Correct me please if I’m wrong. Based on what you all said, when two dataframes are left merged, if the right dataframe has matching duplicated values, then the resulting dataframe will create two rows even though the left one has the matching value only once?

This is really a good observation.
When I tried to use all_data to calculate the percentage, things went wrong.
It seems that after merging, all_data has 2373 records, while the visits has only 2000 records.
This can be explained by the duplication.
If the right DataFrame has multiple rows with the same id that could be matched to the left, these rows will be piled up. So I guess there are 363 duplicated user records in total.

I’m glad so many others have spotted this issue, it needs to be fixed no? as the average calculation time at the end is skewed

1 Like

Thanks so much for discovering the duplicates users in cart data frame!

I was looking for the reason why the percentages calculated with all_data were different from calculating them separately. Finally found the answer here.

Thanks so much for discussing this issue. I’ve encountered the same thing while working with the data, and I was wondering what went wrong with my codes. Yet, when I calculated the number of rows of visit_cart, it’s exactly 2000 rows. The number became different only when I combined all tables into all_data.

At first, I thought there were some problems with my calculations because I did it differently compared to the video. So I revised my codes and followed the same way the guy did. And both ways yielded the same results: 82.6%, 25.31% and 16.8% respectively. Anyone has the same results?

Also, my other question here is whether we should drop the rows where user_id is duplicated since one user can leave and comeback.
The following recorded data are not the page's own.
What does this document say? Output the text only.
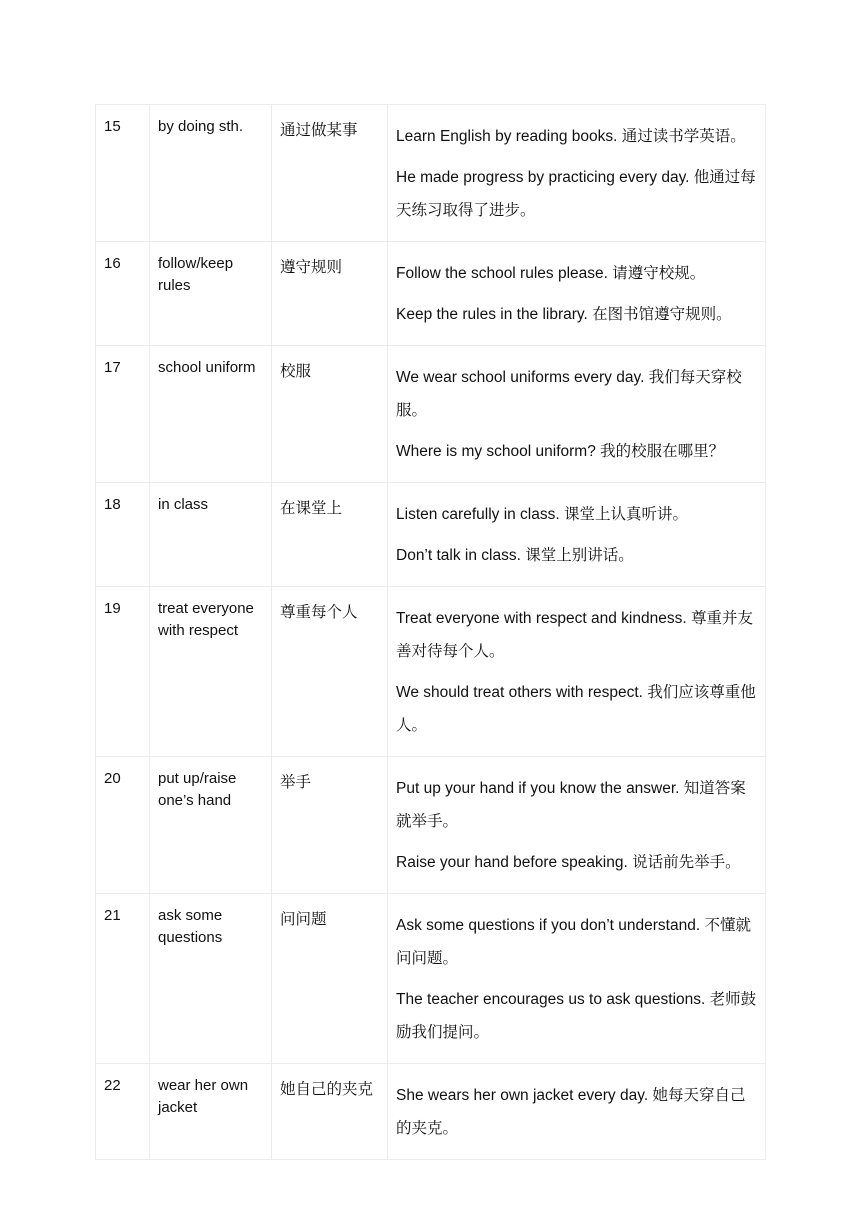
15	by doing sth.	通过做某事	Learn English by reading books. 通过读书学英语。

He made progress by practicing every day. 他通过每天练习取得了进步。

16	follow/keep rules	遵守规则	Follow the school rules please. 请遵守校规。

Keep the rules in the library. 在图书馆遵守规则。

17	school uniform	校服	We wear school uniforms every day. 我们每天穿校服。

Where is my school uniform? 我的校服在哪里？

18	in class	在课堂上	Listen carefully in class. 课堂上认真听讲。

Don’t talk in class. 课堂上别讲话。

19	treat everyone with respect	尊重每个人	Treat everyone with respect and kindness. 尊重并友善对待每个人。

We should treat others with respect. 我们应该尊重他人。

20	put up/raise one’s hand	举手	Put up your hand if you know the answer. 知道答案就举手。

Raise your hand before speaking. 说话前先举手。

21	ask some questions	问问题	Ask some questions if you don’t understand. 不懂就问问题。

The teacher encourages us to ask questions. 老师鼓励我们提问。

22	wear her own jacket	她自己的夹克	She wears her own jacket every day. 她每天穿自己的夹克。
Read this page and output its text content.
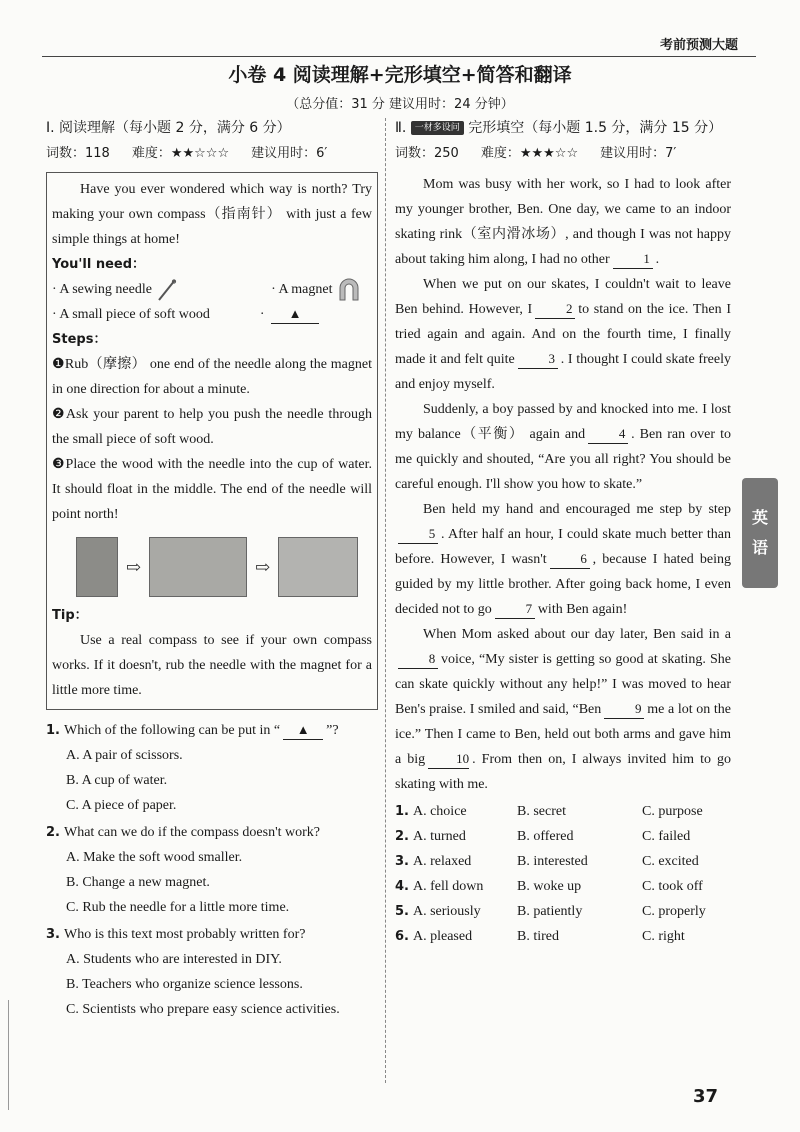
考前预测大题
小卷 4 阅读理解+完形填空+简答和翻译
（总分值：31 分 建议用时：24 分钟）
Ⅰ. 阅读理解（每小题 2 分，满分 6 分）
词数：118 难度：★★☆☆☆ 建议用时：6′

Have you ever wondered which way is north? Try making your own compass（指南针） with just a few simple things at home!

You'll need：
· A sewing needle	· A magnet
· A small piece of soft wood	· ▲
Steps：

❶Rub（摩擦） one end of the needle along the magnet in one direction for about a minute.

❷Ask your parent to help you push the needle through the small piece of soft wood.

❸Place the wood with the needle into the cup of water. It should float in the middle. The end of the needle will point north!

⇨	⇨
Tip：

Use a real compass to see if your own compass works. If it doesn't, rub the needle with the magnet for a little more time.

1. Which of the following can be put in “ ▲ ”?
A. A pair of scissors.
B. A cup of water.
C. A piece of paper.
2. What can we do if the compass doesn't work?
A. Make the soft wood smaller.
B. Change a new magnet.
C. Rub the needle for a little more time.
3. Who is this text most probably written for?
A. Students who are interested in DIY.
B. Teachers who organize science lessons.
C. Scientists who prepare easy science activities.
Ⅱ. 一材多设问 完形填空（每小题 1.5 分，满分 15 分）
词数：250 难度：★★★☆☆ 建议用时：7′

Mom was busy with her work, so I had to look after my younger brother, Ben. One day, we came to an indoor skating rink（室内滑冰场）, and though I was not happy about taking him along, I had no other	1 .

When we put on our skates, I couldn't wait to leave Ben behind. However, I	2 to stand on the ice. Then I tried again and again. And on the fourth time, I finally made it and felt quite	3 . I thought I could skate freely and enjoy myself.

Suddenly, a boy passed by and knocked into me. I lost my balance（平衡） again and	4 . Ben ran over to me quickly and shouted, “Are you all right? You should be careful enough. I'll show you how to skate.”

Ben held my hand and encouraged me step by step5 . After half an hour, I could skate much better than before. However, I wasn't	6 , because I hated being guided by my little brother. After going back home, I even decided not to go	7 with Ben again!

When Mom asked about our day later, Ben said in a8 voice, “My sister is getting so good at skating. She can skate quickly without any help!” I was moved to hear Ben's praise. I smiled and said, “Ben	9 me a lot on the ice.” Then I came to Ben, held out both arms and gave him a big 10 . From then on, I always invited him to go skating with me.

1. A. choice	B. secret	C. purpose
2. A. turned	B. offered	C. failed
3. A. relaxed	B. interested	C. excited
4. A. fell down	B. woke up	C. took off
5. A. seriously	B. patiently	C. properly
6. A. pleased	B. tired	C. right
英
语
37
And this should be considered valid visits though.

My codes look a bit different though. Could anyone review these lines for me? Much appreciated.

Hey man. Interestingly, after cleaning the data using .drop_duplicates(), I got the same results as yours.
Yet, probably our solutions are problematic since we don’t know if we should drop all the duplicates or not.

all_data = visits.merge(cart, how='left').merge(checkout, how='left').merge(purchase, how='left').reset_index(drop=True)
all_data.drop_duplicates(subset='user_id', inplace=True)

Here is my code, btw:

I got the same answers as you. I’m learning still, but your solution to use nunique was more efficient than what I did which was to groupby and then count.